Vittert agreed, saying the issue was “interesting.”
“The one wrestler who claims that he directly reported this to Jim Jordan also reportedly had just gotten out of 18 months in jail for bilking investors out of about $2 million. Credibility problem […]?” he said.
Vitter appeared to be referring to a report published Thursday by the conservative Daily Caller, which noted two of Jordan’s accusers, Mike DiSabato and Dunyasha Yetts, had histories of engaging in troubling business dealings. Yetts previously served 18 months in prison for his part in a $1.8 million fraud scheme during the late 1990s and early 2000s.
Both men, who wrestled for the school in the early ’90s, have blamed Jordan for allegedly taking part in a cover-up scheme to hide Strauss’ alleged sexual abuse.
Yetts, for his part, did speak briefly about his time in prison when reached by NBC News reporters for an interview earlier in the week. “I am not a perfect person, but ask any of the wrestlers and they will tell you everybody knew about Doc,” he said.
Referring to Jordan, he added, “He’s a great guy. We would have all these great talks with him and he talked about how one day he’d be the president of the United States. So it’s sad for me to hear that he’s denying knowing about Strauss. I don’t know why he would, unless it’s a cover-up. Either you’re in on it, or you’re a liar.”

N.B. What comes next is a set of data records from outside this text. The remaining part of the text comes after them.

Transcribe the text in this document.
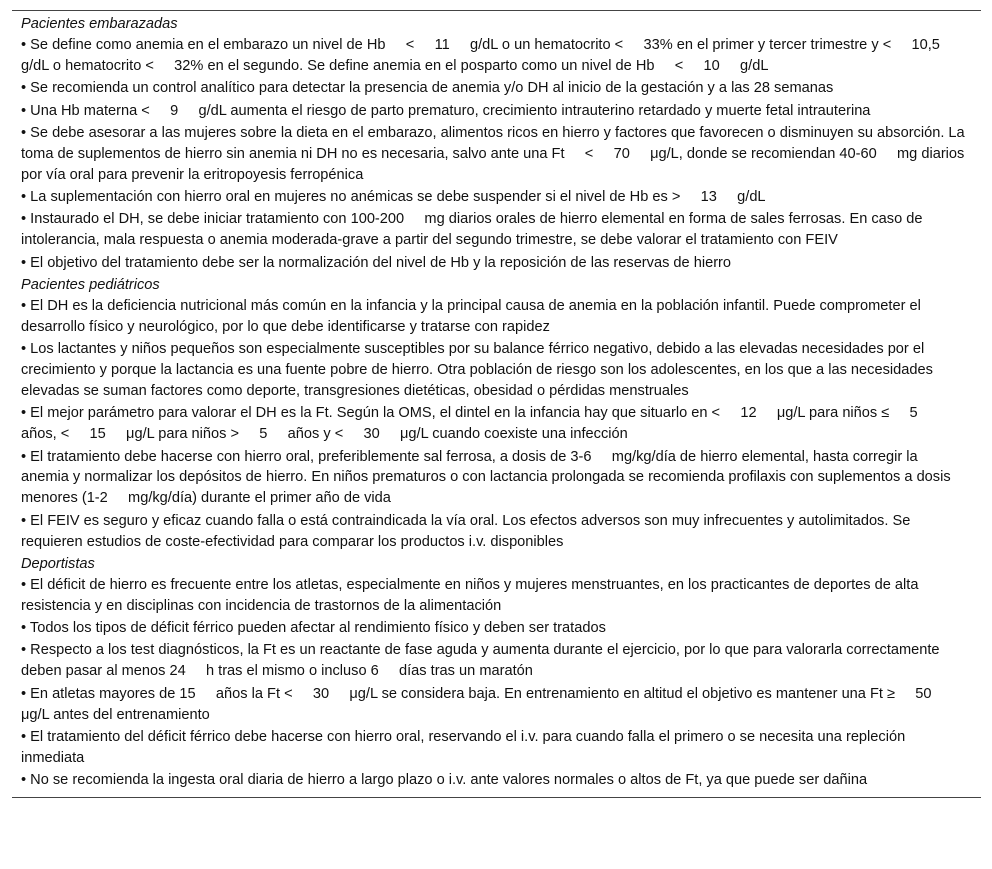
Pacientes embarazadas
• Se define como anemia en el embarazo un nivel de Hb     <     11     g/dL o un hematocrito <     33% en el primer y tercer trimestre y <     10,5     g/dL o hematocrito <     32% en el segundo. Se define anemia en el posparto como un nivel de Hb     <     10     g/dL
• Se recomienda un control analítico para detectar la presencia de anemia y/o DH al inicio de la gestación y a las 28 semanas
• Una Hb materna <     9     g/dL aumenta el riesgo de parto prematuro, crecimiento intrauterino retardado y muerte fetal intrauterina
• Se debe asesorar a las mujeres sobre la dieta en el embarazo, alimentos ricos en hierro y factores que favorecen o disminuyen su absorción. La toma de suplementos de hierro sin anemia ni DH no es necesaria, salvo ante una Ft     <     70     μg/L, donde se recomiendan 40-60     mg diarios por vía oral para prevenir la eritropoyesis ferropénica
• La suplementación con hierro oral en mujeres no anémicas se debe suspender si el nivel de Hb es >     13     g/dL
• Instaurado el DH, se debe iniciar tratamiento con 100-200     mg diarios orales de hierro elemental en forma de sales ferrosas. En caso de intolerancia, mala respuesta o anemia moderada-grave a partir del segundo trimestre, se debe valorar el tratamiento con FEIV
• El objetivo del tratamiento debe ser la normalización del nivel de Hb y la reposición de las reservas de hierro
Pacientes pediátricos
• El DH es la deficiencia nutricional más común en la infancia y la principal causa de anemia en la población infantil. Puede comprometer el desarrollo físico y neurológico, por lo que debe identificarse y tratarse con rapidez
• Los lactantes y niños pequeños son especialmente susceptibles por su balance férrico negativo, debido a las elevadas necesidades por el crecimiento y porque la lactancia es una fuente pobre de hierro. Otra población de riesgo son los adolescentes, en los que a las necesidades elevadas se suman factores como deporte, transgresiones dietéticas, obesidad o pérdidas menstruales
• El mejor parámetro para valorar el DH es la Ft. Según la OMS, el dintel en la infancia hay que situarlo en <     12     μg/L para niños ≤     5     años, <     15     μg/L para niños >     5     años y <     30     μg/L cuando coexiste una infección
• El tratamiento debe hacerse con hierro oral, preferiblemente sal ferrosa, a dosis de 3-6     mg/kg/día de hierro elemental, hasta corregir la anemia y normalizar los depósitos de hierro. En niños prematuros o con lactancia prolongada se recomienda profilaxis con suplementos a dosis menores (1-2     mg/kg/día) durante el primer año de vida
• El FEIV es seguro y eficaz cuando falla o está contraindicada la vía oral. Los efectos adversos son muy infrecuentes y autolimitados. Se requieren estudios de coste-efectividad para comparar los productos i.v. disponibles
Deportistas
• El déficit de hierro es frecuente entre los atletas, especialmente en niños y mujeres menstruantes, en los practicantes de deportes de alta resistencia y en disciplinas con incidencia de trastornos de la alimentación
• Todos los tipos de déficit férrico pueden afectar al rendimiento físico y deben ser tratados
• Respecto a los test diagnósticos, la Ft es un reactante de fase aguda y aumenta durante el ejercicio, por lo que para valorarla correctamente deben pasar al menos 24     h tras el mismo o incluso 6     días tras un maratón
• En atletas mayores de 15     años la Ft <     30     μg/L se considera baja. En entrenamiento en altitud el objetivo es mantener una Ft ≥     50     μg/L antes del entrenamiento
• El tratamiento del déficit férrico debe hacerse con hierro oral, reservando el i.v. para cuando falla el primero o se necesita una repleción inmediata
• No se recomienda la ingesta oral diaria de hierro a largo plazo o i.v. ante valores normales o altos de Ft, ya que puede ser dañina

The first allegations against Jordan came earlier in the week on Tuesday, after NBC News published a report detailing DiSabato, Yetts, and a third unnamed teammate’s claims. On Thursday, two more wrestlers accused Jordan of allegedly covering up the sex abuse, bringing the total number of accusers to five.

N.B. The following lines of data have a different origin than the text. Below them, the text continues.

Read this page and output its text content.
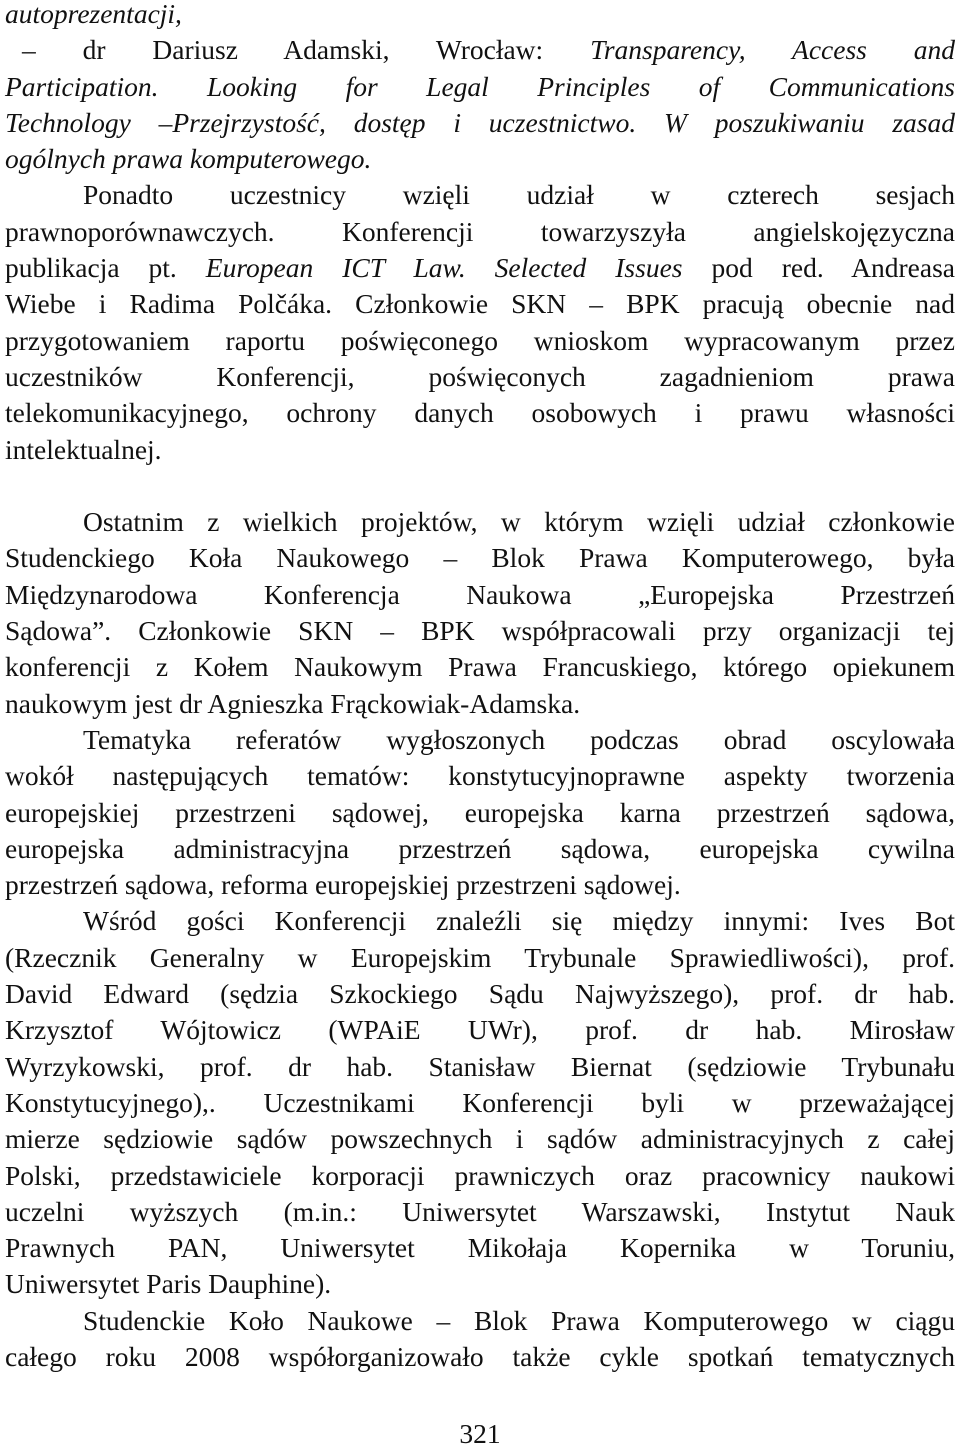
autoprezentacji,
– dr Dariusz Adamski, Wrocław: Transparency, Access and
Participation. Looking for Legal Principles of Communications
Technology –Przejrzystość, dostęp i uczestnictwo. W poszukiwaniu zasad
ogólnych prawa komputerowego.
Ponadto uczestnicy wzięli udział w czterech sesjach
prawnoporównawczych. Konferencji towarzyszyła angielskojęzyczna
publikacja pt. European ICT Law. Selected Issues pod red. Andreasa
Wiebe i Radima Polčáka. Członkowie SKN – BPK pracują obecnie nad
przygotowaniem raportu poświęconego wnioskom wypracowanym przez
uczestników Konferencji, poświęconych zagadnieniom prawa
telekomunikacyjnego, ochrony danych osobowych i prawu własności
intelektualnej.
Ostatnim z wielkich projektów, w którym wzięli udział członkowie
Studenckiego Koła Naukowego – Blok Prawa Komputerowego, była
Międzynarodowa Konferencja Naukowa „Europejska Przestrzeń
Sądowa”. Członkowie SKN – BPK współpracowali przy organizacji tej
konferencji z Kołem Naukowym Prawa Francuskiego, którego opiekunem
naukowym jest dr Agnieszka Frąckowiak-Adamska.
Tematyka referatów wygłoszonych podczas obrad oscylowała
wokół następujących tematów: konstytucyjnoprawne aspekty tworzenia
europejskiej przestrzeni sądowej, europejska karna przestrzeń sądowa,
europejska administracyjna przestrzeń sądowa, europejska cywilna
przestrzeń sądowa, reforma europejskiej przestrzeni sądowej.
Wśród gości Konferencji znaleźli się między innymi: Ives Bot
(Rzecznik Generalny w Europejskim Trybunale Sprawiedliwości), prof.
David Edward (sędzia Szkockiego Sądu Najwyższego), prof. dr hab.
Krzysztof Wójtowicz (WPAiE UWr), prof. dr hab. Mirosław
Wyrzykowski, prof. dr hab. Stanisław Biernat (sędziowie Trybunału
Konstytucyjnego),. Uczestnikami Konferencji byli w przeważającej
mierze sędziowie sądów powszechnych i sądów administracyjnych z całej
Polski, przedstawiciele korporacji prawniczych oraz pracownicy naukowi
uczelni wyższych (m.in.: Uniwersytet Warszawski, Instytut Nauk
Prawnych PAN, Uniwersytet Mikołaja Kopernika w Toruniu,
Uniwersytet Paris Dauphine).
Studenckie Koło Naukowe – Blok Prawa Komputerowego w ciągu
całego roku 2008 współorganizowało także cykle spotkań tematycznych
321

The congressman has denied the allegations, telling Politico Tuesday that he “never knew about any type of abuse,” and saying that, if he had, he “would have done something about it.”
In separate comments to CNN, Jordan appeared to suggest the allegations may be part of a larger scheme to ruin his career.

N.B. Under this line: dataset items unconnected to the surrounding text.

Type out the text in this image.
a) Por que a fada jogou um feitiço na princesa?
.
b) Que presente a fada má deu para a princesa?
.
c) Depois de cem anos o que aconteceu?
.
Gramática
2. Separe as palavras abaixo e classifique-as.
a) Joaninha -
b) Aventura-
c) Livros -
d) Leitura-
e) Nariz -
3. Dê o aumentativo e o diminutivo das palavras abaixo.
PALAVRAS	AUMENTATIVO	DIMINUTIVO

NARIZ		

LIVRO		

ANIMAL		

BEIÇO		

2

“Look, the timing makes you wonder,” he told CNN Wednesday, during a Fourth of July event. “All I know is, it’s not true. It’s interesting that the timing is what it is, in light of things that are going on in Washington.”
As ThinkProgress previously noted, Jordan has long been thought to be a top contender to replace House Speaker Paul Ryan, once Ryan steps down in November, and enjoys the full support of several high-profile members of Congress, as well as the president himself.
“I don’t believe [the accusers] at all,” President Trump said, speaking with reporters aboard Air Force One, on his way to a rally in Montana Thursday night. “Jim Jordan is one of the most outstanding people I’ve met since I’ve been in Washington and I believe him 100 percent.”
Rep. Mark Meadows (R-NC) also threw his weight and that of the House Freedom Caucus, which he chairs, behind Jordan this week. “The accusations that have been made by these couple of people who I don’t know are…not consistent with the Jim Jordan I’ve come to know and admire and certainly not consistent what Jim espouses every day when nobody’s looking,” Meadows said, speaking with the Washington Examiner. “He’s a seeker of truth and justice and it’s just not consistent with anything.”
He added, “We not only stand by him, but believe him to be a man of character and honor, and Congress would be well served to have more Jim Jordans serving on Capitol Hill.”
The allegations against Jordan come at a pivotal moment, as the country wrestles with a wave of similar abuse allegations against public figures, part of the larger #MeToo movement. Earlier this year, former Michigan State and USA Gymnastics team doctor Larry Nassar was also convicted of sexually assaulting hundreds of young athletes and sentenced to 175 years in prison.